Josh Bressers (23:18) Right,
right. And for anyone who doesn’t know, so this is one of the few things I do know about Rust is unlike most libraries we use, like in the C world or the Python world or something, everything in Rust, but because of how Rust works, like the borrow checker and all the other things, you have to build all of the source code at once, which obviously makes compile time slower, but you get all those added benefits. So yes, you do not download like a built Rust binary. You downloaded the source code for a crate and then you build it as part of your,
just project, I guess. So, yeah.
Tobias Bieniek (23:49) Yeah, although to be fair,
they are cached. So once you’ve built a library version, like you don’t have to rebuild it. Like mostly you’re rebuilding your own code and then it’s
Josh Bressers (23:52) Yes.
Right, right, yes, for sure, for sure. That’s right, that’s right. Okay, I had a thought and then we got off track, but that’s fine. So, okay, that is…
Tobias Bieniek (24:04) you
Josh Bressers (24:09) That is, I, all right. I remember what I was going to say now. ⁓ this is just for the audience. Fastly is like the unsung hero of open source. I think quite often they, do CDN work for a lot of projects and a lot of repositories. So like, all means, if you’re listening, go check out Fastly cause they’re super cool. I’m not being paid by them or work for them or anything. I just know like they are the, they’re like the roots buried in the earth of open source, which is awesome.
Tobias Bieniek (24:16) Absolutely.
you
can’t agree more. And it’s not just the the Crates.io download traffic that they support. When you download a new compiler, which obviously CI systems do all the time, that is a couple of hundred megabytes, I guess, and those are also going through fastly. And we wouldn’t be able to sustain it ⁓ without them basically.
Josh Bressers (24:35) Yeah. Yeah.
Yeah, yeah.
That’s a good point, actually. Right, because, yeah, CI systems love just downloading everything a million times a day because why cache it when you can download it because my internet’s faster than my disk.

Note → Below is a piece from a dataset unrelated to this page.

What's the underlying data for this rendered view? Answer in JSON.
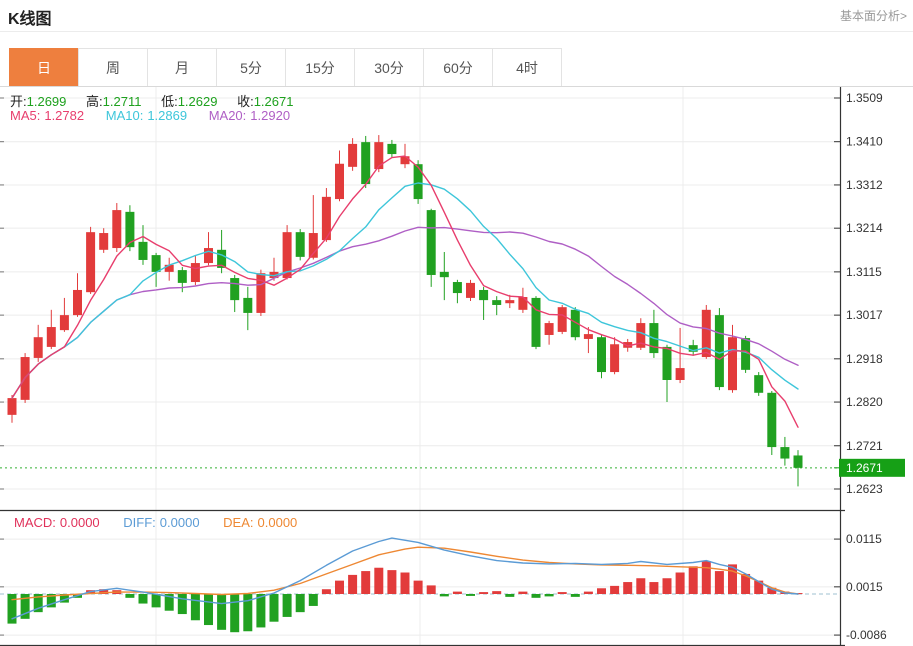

Tobias Bieniek (25:03) you
I mean, to be fair, we are in talks with some of the CI providers to actually put caching machines into the data centers so that at least the route gets shorter, I guess. ⁓ But yeah, that’s just early days. So we’ll see what happens.
Josh Bressers (25:14) nice.
Yeah, yeah,
yeah. I mean, that makes sense. And yes, the Rust compiler is not small because every time I run Rust up, takes, I mean, it’s fast, but like you notice it. ⁓ Okay. All right, Tobias. We’re basically at the end here and I’m just going to give you the floor. Like tell us if there’s something people want to do to get involved. If there’s something you think people should know about like Rust or crates or trust or publishing or whatever you’re up to, like, like land this plane for us.

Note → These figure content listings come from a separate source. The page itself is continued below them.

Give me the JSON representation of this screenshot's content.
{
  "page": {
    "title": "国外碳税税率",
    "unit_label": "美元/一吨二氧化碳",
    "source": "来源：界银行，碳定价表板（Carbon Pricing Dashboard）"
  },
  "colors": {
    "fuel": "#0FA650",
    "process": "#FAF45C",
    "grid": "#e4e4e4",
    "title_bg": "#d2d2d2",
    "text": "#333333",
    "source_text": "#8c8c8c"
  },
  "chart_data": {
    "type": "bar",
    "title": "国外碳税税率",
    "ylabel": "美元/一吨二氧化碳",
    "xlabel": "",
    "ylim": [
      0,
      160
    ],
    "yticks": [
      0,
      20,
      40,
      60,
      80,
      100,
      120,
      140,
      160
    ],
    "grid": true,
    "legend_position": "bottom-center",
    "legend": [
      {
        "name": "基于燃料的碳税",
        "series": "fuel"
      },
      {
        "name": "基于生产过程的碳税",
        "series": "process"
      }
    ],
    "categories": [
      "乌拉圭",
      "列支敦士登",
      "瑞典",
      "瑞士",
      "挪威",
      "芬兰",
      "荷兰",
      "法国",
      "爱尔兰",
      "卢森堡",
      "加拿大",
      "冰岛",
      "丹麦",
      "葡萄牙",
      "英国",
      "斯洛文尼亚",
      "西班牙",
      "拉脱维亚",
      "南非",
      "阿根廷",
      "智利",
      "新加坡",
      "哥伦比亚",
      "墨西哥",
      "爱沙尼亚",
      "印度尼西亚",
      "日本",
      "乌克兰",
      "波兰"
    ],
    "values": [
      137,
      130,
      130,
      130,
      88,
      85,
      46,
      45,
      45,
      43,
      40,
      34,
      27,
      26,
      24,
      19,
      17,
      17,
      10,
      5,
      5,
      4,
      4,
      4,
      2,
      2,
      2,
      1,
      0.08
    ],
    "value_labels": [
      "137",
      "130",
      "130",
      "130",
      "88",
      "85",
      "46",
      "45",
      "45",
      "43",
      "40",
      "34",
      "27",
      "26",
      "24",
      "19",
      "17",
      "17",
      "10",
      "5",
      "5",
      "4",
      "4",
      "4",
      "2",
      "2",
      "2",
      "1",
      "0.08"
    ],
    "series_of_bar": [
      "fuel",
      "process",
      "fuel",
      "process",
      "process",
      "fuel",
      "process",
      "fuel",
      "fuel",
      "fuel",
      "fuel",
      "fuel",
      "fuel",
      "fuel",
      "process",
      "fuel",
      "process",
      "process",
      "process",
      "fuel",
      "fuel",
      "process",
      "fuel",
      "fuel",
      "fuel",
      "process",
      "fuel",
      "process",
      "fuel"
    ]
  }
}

Tobias Bieniek (25:27) you
Cool. So let me first start with thanking everyone that was involved, aside from me, obviously. So that includes William Woodruff, who did the initial implementation for the Python Package Index. Without that reference implementation, this would have taken a lot longer, obviously. Then Matthew Trostle, who wrote the RFC for crates.io. So basically the proposal to actually do this with all of the details. And then the rest of the crates.io team, because without reviews,
Josh Bressers (25:56) Right.
Awesome.
Tobias Bieniek (26:19) wouldn’t have learned it here either. ⁓ Yeah, so thanks to all of you ⁓ and if you want to get involved go to the crates.io repository on GitHub, go through the discussions tab if you have questions, open issues if you find bugs, mean open pull requests if you want to, if you want to work on stuff and you can find all of the contact details there as well.
Josh Bressers (26:42) Awesome. Yeah, and like patches welcome, right? That’s always the dream. awesome. All right, this has been a super awesome chat. I wanna thank you so much. I’ve learned a ton and I suspect everyone else did too. So awesome, thank you.
Tobias Bieniek (26:45) Yeah, absolutely.